US 11,783,200 B2
Artificial neural network implementation in field-programmable gate arrays
Dionysios Diamantopoulos, Thalwil (CH); Heiner Giefers, Langnau am Albis (CH); and Christoph Hagleitner, Wallisellen (CH)
Assigned to International Business Machines Corporation, Armonk, NY (US)
Filed by International Business Machines Corporation, Armonk, NY (US)
Filed on Feb. 8, 2019, as Appl. No. 16/270,778.
Prior Publication US 2020/0257986 A1, Aug. 13, 2020
Int. Cl. G06N 3/04 (2023.01); G06N 3/10 (2006.01); G06N 3/08 (2023.01)

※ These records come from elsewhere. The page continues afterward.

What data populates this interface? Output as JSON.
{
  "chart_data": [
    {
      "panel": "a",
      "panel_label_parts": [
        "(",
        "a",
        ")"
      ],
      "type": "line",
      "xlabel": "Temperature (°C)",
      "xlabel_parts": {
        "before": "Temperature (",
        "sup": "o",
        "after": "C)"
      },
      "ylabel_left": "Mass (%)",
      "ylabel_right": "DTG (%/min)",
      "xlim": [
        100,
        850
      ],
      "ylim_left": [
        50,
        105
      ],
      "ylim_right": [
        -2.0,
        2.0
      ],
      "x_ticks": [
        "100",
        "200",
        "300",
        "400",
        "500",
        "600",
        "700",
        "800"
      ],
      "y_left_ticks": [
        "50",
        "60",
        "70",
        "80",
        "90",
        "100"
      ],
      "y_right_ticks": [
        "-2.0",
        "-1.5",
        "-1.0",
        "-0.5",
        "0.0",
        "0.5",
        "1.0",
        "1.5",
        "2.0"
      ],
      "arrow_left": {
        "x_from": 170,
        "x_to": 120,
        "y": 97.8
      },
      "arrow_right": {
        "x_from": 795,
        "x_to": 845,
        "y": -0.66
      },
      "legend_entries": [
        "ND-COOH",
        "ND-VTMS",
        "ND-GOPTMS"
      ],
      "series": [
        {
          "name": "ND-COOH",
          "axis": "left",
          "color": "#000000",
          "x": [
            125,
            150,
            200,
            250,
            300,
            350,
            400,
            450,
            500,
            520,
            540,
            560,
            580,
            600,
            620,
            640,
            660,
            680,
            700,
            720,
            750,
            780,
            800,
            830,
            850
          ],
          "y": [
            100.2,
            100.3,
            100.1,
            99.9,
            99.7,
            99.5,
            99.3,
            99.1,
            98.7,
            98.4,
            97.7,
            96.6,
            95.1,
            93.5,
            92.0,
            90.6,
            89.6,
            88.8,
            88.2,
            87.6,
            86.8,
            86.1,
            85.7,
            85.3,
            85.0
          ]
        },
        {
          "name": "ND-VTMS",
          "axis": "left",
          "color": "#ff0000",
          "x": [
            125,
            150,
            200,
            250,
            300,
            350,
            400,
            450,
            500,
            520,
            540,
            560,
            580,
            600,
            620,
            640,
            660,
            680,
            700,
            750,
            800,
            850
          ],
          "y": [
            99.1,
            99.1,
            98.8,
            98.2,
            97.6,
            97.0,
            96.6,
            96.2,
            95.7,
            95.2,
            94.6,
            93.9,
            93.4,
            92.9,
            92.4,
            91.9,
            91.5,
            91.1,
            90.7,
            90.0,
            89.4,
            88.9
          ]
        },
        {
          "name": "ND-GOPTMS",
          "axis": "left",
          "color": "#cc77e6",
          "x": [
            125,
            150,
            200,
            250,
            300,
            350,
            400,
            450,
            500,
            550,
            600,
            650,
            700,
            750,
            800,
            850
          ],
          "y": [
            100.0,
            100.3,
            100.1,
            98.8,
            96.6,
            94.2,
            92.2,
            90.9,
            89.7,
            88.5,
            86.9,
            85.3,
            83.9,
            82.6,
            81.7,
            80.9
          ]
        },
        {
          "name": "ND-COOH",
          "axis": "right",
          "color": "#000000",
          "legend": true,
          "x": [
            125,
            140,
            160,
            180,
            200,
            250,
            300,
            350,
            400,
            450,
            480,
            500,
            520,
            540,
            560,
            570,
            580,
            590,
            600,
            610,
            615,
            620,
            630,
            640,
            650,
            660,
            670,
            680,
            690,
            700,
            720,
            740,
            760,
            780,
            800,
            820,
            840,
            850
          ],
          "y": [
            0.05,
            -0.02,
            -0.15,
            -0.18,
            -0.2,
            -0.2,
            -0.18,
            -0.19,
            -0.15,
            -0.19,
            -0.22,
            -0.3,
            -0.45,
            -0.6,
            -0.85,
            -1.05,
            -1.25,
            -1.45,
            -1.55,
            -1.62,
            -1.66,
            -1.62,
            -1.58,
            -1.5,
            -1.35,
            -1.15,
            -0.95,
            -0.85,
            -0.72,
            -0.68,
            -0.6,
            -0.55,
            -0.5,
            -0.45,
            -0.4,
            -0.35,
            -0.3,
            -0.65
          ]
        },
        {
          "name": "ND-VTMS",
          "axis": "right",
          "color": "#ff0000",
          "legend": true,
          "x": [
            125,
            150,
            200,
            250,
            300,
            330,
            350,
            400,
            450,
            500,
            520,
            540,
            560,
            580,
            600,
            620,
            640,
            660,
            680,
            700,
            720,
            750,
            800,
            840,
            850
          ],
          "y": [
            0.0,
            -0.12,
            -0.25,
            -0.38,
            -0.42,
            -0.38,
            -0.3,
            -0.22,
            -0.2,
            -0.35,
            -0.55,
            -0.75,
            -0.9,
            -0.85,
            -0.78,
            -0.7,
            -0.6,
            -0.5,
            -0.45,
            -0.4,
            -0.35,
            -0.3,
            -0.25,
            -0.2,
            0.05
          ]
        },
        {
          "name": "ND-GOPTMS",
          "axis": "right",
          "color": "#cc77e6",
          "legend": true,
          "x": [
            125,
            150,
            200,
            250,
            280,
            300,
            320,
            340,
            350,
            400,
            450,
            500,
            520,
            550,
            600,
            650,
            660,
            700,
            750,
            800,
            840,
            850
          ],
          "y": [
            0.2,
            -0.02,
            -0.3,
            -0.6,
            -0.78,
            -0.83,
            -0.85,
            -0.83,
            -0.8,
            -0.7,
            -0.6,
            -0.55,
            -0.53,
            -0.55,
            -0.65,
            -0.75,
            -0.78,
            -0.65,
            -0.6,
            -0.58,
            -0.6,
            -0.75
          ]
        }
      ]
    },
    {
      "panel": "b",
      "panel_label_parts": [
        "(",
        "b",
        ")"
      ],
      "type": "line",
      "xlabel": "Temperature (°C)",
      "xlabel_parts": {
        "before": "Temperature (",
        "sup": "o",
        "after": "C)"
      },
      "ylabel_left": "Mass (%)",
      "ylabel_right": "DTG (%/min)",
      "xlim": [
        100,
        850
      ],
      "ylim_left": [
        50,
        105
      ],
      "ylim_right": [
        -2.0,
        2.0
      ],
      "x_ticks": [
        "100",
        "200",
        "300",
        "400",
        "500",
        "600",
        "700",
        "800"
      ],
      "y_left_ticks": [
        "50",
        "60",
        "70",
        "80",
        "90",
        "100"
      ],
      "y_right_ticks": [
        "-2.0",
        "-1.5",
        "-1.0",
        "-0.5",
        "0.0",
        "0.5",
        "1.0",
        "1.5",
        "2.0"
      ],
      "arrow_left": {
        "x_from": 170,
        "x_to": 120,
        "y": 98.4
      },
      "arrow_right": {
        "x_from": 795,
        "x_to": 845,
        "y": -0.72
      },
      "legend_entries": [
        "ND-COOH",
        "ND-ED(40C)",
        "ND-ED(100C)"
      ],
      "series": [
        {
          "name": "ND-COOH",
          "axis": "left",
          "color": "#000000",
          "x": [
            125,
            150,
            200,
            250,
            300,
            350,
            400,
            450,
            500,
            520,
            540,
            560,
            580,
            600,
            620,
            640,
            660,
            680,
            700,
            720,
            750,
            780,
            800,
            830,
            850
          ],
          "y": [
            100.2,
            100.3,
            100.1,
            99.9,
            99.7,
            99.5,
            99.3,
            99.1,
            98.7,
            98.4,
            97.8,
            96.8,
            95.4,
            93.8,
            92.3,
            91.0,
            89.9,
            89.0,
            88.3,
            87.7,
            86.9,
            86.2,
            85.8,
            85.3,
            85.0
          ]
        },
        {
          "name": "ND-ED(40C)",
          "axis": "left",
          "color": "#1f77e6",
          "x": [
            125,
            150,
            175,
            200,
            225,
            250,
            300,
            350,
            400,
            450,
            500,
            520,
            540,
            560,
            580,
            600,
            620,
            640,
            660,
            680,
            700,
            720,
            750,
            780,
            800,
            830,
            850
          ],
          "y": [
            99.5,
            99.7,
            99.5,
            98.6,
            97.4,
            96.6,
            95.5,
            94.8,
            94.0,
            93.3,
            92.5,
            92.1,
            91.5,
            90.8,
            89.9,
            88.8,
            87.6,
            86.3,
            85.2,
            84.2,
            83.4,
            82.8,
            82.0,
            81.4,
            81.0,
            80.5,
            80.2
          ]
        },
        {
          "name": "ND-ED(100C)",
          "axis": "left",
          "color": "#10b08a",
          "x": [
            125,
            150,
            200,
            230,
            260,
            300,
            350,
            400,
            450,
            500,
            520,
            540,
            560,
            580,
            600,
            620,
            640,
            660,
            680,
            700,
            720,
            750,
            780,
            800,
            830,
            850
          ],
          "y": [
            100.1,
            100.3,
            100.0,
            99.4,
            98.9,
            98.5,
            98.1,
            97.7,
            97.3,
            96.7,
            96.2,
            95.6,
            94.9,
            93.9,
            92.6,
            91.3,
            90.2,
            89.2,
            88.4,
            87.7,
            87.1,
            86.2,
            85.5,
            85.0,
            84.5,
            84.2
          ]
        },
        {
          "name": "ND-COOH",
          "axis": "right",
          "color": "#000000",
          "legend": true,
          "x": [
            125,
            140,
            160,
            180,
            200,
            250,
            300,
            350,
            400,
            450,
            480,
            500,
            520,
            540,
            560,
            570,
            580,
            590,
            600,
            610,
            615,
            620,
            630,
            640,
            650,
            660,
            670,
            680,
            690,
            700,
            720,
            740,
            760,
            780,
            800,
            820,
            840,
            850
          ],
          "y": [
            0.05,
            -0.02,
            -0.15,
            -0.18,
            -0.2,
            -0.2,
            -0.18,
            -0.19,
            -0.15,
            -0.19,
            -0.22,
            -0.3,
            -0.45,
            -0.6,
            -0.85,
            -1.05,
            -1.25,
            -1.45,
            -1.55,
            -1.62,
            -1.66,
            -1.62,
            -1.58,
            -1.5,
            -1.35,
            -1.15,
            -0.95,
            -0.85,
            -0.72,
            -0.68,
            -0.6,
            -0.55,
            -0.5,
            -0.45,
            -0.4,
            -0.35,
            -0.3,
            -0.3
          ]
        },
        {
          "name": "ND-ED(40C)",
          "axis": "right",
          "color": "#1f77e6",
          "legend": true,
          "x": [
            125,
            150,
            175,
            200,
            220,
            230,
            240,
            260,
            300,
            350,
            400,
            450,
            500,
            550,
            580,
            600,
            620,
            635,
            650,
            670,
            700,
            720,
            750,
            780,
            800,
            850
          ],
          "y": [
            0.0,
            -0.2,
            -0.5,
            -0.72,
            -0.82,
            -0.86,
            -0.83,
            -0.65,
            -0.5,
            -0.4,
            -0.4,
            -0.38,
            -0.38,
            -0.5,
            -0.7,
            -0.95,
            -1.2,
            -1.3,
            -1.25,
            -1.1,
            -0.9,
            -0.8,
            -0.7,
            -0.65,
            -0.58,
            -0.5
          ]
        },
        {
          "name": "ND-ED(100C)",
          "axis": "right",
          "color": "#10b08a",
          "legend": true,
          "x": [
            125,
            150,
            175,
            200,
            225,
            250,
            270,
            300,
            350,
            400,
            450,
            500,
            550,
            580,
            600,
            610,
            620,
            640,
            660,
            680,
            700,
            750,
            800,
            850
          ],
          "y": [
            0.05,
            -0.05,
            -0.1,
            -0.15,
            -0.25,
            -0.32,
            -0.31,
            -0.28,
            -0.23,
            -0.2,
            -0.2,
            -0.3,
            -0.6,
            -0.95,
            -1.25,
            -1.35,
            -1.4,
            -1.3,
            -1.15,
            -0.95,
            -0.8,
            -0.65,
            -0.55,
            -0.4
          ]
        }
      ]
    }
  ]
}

CPC G06N 3/10 (2013.01) [G06N 3/04 (2013.01); G06N 3/08 (2013.01)] 17 Claims
OG exemplary drawing
 
1. A method of configuring field-programmable gate array apparatus to implement an artificial neural network having a succession of interconnected neuron layers and a plurality of sets of weights, each associated with a respective neuron layer, for weighting output signals of those neuron layers, the method comprising:
processing a trained model of the neural network, in which said weights are defined in a floating-point format, to quantize each set of weights to a respective reduced-precision format in dependence on effect of the quantization on accuracy of the model, wherein quantization is performed for each layer of the neuron layers as a progressive process in dependence on contribution of that layer to overall precision of the model;
for each set of weights, defining a partitioning scheme for a set of block memories of said apparatus such that a plurality k of those weights can be stored in each addressable location of the set of memories, wherein k differs for different sets of weights; and
programming said apparatus to implement the neural network such that weights in each set are persistently stored in a set of said block memories partitioned according to said partitioning scheme for that set of weights, wherein,
after quantizing each set of weights to said reduced-precision format:
selecting a minority subset of that set comprising weights whose values exceed a threshold bit-width for that set;
defining said partitioning scheme in dependence on said threshold bit-width such that a plurality of weights in the remaining, majority subset of that set can be stored in each said addressable location; and
in programming said apparatus, storing said majority subset of the weights in said set of partitioned block memories and storing said minority subset of the weights in a set of registers of the apparatus,
wherein the threshold bit-width for that set is defined based on a clustering optimization performed on that set.